Giovedì 5 marzo alle 10.30, nell’aula magna del Polo Zanotto, si svolgerà la cerimonia di inaugurazione del 43° anno accademico 2025-26 dell’Università di Verona.
La cerimonia si aprirà con l’intervento della magnifica rettrice Chiara Leardini. Seguiranno i saluti istituzionali del sindaco di Verona, Damiano Tommasi, e del presidente della Regione del Veneto, Alberto Stefani.
Sono previsti quindi gli interventi della presidente del Consiglio studentesco, Irene Lupi, e del rappresentante del personale tecnico e amministrativo, Silvano Pasquali.
Nel corso della mattinata sarà presentato il progetto di ricerca “Peace, precision evidence-based psychological aid for children in emergency” a cura di Marianna Purgato, vincitrice di un Erc Consolidator grant, dedicato allo sviluppo di interventi psicologici basati su evidenze scientifiche a supporto dei bambini in contesti di emergenza.
La lectio magistralis, dal titolo “Robotica e intelligenza artificiale per accrescere il potenziale umano”, sarà affidata a Maria Chiara Carrozza, docente di Bioingegneria e biorobotica all’Università degli Studi di Milano-Bicocca, già presidente del Consiglio nazionale delle ricerche e ministra dell’Istruzione, dell’università e della ricerca dal 2013 al 2014.
Nel suo intervento conclusivo, la rettrice Chiara Leardini traccerà la linea strategica del suo mandato per il triennio 2026-2028, dopo un bilancio dei primi mesi alla guida dell’ateneo.
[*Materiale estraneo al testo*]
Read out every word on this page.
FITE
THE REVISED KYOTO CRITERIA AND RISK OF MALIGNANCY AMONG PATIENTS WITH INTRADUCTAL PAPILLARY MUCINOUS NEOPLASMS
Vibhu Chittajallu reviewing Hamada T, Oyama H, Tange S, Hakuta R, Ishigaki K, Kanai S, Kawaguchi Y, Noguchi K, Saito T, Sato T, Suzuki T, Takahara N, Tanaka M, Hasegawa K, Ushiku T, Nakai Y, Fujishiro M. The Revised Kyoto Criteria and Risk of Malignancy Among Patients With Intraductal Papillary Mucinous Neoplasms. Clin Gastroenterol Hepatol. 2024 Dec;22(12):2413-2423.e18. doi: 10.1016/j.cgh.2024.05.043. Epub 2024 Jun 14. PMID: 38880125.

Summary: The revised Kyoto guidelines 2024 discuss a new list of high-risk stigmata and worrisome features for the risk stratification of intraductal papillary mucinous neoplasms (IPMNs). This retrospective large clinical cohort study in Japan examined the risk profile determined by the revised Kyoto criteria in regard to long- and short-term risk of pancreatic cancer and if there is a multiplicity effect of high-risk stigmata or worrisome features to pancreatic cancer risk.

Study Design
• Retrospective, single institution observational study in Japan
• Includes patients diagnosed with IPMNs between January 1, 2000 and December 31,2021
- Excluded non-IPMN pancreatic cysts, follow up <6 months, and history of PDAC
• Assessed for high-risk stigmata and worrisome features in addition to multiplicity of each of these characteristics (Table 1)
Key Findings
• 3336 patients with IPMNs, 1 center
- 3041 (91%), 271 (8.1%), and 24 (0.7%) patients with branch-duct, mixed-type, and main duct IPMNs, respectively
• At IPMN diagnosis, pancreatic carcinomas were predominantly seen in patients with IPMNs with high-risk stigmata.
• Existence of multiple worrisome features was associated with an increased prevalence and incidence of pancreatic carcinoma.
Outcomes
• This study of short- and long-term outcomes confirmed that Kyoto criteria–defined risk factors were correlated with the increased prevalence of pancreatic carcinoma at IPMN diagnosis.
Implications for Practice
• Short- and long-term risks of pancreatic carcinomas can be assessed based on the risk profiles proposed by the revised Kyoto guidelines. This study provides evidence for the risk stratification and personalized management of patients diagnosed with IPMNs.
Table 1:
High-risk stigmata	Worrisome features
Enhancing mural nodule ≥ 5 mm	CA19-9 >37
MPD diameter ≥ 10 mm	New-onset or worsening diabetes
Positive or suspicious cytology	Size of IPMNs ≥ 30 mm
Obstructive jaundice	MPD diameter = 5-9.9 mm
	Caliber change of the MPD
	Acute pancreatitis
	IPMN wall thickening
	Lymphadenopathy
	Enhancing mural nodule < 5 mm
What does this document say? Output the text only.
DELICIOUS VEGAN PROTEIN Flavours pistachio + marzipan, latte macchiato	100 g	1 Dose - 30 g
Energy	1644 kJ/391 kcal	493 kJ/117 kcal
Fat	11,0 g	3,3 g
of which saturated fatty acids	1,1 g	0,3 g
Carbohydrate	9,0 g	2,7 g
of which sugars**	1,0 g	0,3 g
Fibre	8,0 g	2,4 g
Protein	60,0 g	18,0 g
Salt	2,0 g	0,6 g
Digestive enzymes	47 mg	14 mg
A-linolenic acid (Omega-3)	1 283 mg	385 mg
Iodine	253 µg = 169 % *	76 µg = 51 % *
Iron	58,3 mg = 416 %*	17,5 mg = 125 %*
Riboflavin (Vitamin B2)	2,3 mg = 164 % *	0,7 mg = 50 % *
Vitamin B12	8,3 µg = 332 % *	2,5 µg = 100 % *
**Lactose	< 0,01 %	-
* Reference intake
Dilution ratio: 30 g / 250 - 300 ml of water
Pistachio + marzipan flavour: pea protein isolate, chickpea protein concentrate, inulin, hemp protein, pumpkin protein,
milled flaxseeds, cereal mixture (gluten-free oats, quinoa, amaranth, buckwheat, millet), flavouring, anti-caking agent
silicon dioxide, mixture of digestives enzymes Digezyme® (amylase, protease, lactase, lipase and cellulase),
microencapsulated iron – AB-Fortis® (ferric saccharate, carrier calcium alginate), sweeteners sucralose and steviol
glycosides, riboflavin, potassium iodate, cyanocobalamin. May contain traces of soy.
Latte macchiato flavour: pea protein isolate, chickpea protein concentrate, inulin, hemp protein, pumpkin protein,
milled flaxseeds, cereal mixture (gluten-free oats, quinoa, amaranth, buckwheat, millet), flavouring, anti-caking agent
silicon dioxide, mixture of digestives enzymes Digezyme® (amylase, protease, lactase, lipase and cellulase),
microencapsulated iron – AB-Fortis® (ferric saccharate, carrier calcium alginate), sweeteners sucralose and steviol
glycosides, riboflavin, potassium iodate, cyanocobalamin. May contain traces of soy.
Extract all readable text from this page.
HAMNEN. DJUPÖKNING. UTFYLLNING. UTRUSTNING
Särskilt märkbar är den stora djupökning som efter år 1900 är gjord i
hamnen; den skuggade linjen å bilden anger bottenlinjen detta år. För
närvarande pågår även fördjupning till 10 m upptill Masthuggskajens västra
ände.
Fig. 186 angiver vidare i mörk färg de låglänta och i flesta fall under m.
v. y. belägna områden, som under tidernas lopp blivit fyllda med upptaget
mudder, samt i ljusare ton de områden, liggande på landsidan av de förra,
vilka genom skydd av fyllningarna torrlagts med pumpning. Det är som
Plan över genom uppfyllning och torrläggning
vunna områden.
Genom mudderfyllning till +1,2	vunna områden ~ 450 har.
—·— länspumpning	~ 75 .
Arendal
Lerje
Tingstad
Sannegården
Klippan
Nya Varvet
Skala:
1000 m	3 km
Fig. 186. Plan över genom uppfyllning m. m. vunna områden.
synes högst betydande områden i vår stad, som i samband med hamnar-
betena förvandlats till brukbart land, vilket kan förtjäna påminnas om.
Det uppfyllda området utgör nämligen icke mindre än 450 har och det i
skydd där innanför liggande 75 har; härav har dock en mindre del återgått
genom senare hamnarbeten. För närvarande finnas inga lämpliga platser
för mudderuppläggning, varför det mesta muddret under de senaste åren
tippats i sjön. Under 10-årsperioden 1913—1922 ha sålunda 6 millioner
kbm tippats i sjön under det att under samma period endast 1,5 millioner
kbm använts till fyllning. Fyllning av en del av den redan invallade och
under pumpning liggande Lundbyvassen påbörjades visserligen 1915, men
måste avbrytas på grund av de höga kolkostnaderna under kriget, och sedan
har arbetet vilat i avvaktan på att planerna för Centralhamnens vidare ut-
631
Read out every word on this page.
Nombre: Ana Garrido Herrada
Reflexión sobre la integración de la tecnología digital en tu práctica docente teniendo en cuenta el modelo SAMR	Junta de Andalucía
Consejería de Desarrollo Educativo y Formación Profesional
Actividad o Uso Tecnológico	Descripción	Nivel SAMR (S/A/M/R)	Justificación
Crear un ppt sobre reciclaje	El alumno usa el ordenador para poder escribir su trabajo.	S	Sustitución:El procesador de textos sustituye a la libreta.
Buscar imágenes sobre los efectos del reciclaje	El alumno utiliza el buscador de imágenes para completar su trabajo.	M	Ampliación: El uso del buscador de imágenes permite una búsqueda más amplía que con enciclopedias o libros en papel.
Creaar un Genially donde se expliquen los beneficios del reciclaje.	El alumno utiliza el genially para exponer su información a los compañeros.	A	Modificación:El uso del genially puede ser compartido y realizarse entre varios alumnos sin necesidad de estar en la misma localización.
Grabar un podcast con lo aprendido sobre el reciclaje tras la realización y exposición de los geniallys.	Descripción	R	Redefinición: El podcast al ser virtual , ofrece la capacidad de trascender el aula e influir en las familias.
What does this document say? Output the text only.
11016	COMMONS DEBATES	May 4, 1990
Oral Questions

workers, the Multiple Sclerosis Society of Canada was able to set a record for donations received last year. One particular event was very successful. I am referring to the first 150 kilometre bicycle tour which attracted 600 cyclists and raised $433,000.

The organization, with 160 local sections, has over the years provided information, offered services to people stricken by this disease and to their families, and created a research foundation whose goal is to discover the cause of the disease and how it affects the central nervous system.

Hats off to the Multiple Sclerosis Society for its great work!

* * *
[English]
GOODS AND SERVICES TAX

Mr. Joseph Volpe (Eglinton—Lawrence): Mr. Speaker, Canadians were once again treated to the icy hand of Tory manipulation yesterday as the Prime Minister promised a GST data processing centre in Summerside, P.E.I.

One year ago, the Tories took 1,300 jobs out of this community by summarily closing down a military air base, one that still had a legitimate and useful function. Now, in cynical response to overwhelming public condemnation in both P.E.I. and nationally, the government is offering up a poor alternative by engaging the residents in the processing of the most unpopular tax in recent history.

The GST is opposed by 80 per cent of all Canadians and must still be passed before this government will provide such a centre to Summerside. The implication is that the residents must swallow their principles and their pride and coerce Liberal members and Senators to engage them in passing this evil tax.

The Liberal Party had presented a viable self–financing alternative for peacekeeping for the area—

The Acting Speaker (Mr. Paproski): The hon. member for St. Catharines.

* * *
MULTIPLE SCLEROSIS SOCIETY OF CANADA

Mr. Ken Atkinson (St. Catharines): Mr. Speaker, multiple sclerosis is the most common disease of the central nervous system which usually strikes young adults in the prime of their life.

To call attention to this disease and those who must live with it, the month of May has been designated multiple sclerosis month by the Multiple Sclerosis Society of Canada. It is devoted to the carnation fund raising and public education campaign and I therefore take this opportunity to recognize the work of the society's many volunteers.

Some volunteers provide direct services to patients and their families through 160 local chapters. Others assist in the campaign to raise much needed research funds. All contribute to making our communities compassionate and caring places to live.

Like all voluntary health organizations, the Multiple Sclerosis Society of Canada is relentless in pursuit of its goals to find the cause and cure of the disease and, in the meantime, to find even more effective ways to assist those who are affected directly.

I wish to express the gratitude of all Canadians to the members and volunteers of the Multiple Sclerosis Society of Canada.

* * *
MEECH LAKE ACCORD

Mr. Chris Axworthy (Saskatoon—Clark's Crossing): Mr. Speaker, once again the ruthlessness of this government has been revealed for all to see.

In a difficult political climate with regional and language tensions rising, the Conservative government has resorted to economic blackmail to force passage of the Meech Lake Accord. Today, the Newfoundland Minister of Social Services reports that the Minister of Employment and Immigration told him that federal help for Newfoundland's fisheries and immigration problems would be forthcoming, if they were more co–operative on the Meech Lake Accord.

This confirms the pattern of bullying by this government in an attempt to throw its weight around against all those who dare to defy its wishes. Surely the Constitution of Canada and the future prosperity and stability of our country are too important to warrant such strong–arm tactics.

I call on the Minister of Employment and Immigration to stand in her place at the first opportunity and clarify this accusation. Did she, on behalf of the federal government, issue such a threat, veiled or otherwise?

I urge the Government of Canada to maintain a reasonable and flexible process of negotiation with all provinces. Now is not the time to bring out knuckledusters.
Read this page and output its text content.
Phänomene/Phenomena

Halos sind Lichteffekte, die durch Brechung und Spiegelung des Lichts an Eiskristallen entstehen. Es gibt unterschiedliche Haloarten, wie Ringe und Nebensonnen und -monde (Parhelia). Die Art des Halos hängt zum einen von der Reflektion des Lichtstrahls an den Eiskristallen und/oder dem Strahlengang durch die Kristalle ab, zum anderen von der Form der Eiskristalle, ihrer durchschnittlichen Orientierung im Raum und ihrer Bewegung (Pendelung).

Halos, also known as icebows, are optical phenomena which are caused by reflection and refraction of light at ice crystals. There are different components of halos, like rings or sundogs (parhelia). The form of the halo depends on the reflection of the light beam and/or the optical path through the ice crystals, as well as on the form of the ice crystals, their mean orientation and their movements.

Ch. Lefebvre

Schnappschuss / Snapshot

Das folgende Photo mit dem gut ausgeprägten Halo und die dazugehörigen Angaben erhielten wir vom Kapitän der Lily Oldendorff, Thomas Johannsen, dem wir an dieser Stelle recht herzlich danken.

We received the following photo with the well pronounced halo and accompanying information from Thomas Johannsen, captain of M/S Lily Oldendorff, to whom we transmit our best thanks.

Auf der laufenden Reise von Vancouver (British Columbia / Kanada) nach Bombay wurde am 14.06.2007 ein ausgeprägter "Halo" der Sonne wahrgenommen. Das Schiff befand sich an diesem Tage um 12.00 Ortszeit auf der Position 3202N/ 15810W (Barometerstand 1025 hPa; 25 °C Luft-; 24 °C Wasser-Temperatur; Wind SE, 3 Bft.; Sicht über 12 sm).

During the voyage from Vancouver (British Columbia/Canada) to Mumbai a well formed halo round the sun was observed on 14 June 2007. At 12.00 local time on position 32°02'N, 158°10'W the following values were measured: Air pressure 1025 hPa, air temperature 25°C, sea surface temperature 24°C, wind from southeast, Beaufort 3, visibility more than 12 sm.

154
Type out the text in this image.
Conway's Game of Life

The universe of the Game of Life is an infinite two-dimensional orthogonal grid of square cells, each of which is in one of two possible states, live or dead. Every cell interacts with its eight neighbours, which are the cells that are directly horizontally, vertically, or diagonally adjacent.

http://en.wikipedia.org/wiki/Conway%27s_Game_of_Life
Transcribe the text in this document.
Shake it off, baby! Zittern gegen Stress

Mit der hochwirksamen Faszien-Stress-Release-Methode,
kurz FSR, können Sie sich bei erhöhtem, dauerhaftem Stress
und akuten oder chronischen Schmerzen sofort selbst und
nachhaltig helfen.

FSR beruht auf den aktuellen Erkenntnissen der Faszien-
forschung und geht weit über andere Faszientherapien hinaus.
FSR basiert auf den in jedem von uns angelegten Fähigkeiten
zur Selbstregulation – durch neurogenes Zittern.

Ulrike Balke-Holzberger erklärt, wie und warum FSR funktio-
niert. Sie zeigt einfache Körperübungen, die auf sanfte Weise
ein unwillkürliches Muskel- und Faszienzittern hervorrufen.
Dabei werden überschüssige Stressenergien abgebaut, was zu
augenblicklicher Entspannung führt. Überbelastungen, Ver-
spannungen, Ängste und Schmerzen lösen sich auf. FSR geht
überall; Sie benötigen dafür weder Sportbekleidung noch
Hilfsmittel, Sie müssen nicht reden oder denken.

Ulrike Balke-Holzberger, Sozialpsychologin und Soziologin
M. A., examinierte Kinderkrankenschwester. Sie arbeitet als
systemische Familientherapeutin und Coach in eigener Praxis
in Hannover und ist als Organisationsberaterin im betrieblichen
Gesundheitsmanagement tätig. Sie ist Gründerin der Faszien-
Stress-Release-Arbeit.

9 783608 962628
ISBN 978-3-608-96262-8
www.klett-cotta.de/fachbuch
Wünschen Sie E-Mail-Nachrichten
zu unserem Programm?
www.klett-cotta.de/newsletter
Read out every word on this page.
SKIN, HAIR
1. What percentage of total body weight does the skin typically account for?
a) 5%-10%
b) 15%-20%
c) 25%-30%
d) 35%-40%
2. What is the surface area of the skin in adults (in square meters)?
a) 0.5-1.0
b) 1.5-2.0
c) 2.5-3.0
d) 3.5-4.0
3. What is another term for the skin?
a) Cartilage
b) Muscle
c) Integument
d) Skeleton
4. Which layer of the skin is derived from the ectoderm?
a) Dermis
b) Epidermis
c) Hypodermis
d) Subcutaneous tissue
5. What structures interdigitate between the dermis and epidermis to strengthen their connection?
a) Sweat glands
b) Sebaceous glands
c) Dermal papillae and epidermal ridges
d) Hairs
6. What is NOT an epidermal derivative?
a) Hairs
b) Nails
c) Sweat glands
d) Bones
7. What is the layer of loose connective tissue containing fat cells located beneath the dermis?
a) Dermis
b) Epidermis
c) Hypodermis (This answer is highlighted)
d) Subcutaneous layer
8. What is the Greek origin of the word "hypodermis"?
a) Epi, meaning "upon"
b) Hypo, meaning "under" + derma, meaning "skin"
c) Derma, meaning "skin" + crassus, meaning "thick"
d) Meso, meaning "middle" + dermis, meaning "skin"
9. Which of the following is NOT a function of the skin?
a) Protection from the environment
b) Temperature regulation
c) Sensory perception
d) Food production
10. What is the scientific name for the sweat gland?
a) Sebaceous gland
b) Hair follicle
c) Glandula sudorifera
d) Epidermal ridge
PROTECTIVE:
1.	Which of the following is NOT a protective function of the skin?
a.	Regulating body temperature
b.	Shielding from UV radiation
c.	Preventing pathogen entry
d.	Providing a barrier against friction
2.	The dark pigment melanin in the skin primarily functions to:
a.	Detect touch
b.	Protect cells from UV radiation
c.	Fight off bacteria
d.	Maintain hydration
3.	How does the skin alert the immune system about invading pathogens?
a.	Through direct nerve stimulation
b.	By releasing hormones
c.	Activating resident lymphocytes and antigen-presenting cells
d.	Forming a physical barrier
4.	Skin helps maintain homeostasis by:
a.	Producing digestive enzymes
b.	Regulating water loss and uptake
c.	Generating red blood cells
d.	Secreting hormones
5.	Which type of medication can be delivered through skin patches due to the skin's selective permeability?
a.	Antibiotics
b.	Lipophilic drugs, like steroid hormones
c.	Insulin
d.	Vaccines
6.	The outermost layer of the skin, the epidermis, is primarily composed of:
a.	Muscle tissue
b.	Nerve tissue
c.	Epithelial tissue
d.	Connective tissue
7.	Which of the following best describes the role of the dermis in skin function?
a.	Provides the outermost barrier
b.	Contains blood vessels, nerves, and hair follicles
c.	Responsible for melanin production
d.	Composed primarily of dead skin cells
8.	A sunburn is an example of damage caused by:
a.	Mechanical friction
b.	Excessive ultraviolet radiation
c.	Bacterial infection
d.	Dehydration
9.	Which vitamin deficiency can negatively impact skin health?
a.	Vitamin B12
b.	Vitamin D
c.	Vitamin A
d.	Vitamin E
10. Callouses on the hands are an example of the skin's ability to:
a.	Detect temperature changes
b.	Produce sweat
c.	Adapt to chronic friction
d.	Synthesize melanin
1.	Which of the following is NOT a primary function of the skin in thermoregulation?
La relazione sarà l’occasione per delineare un progetto condiviso che rafforzi l’identità dell’Università di Verona nel contesto scientifico e culturale territoriale, nazionale ed europeo e si concluderà con la proclamazione ufficiale di apertura del 43° anno accademico.
La cerimonia si chiuderà con l’esecuzione del “Gaudeamus igitur” a cura del coro dell’ateneo e con un brindisi conclusivo.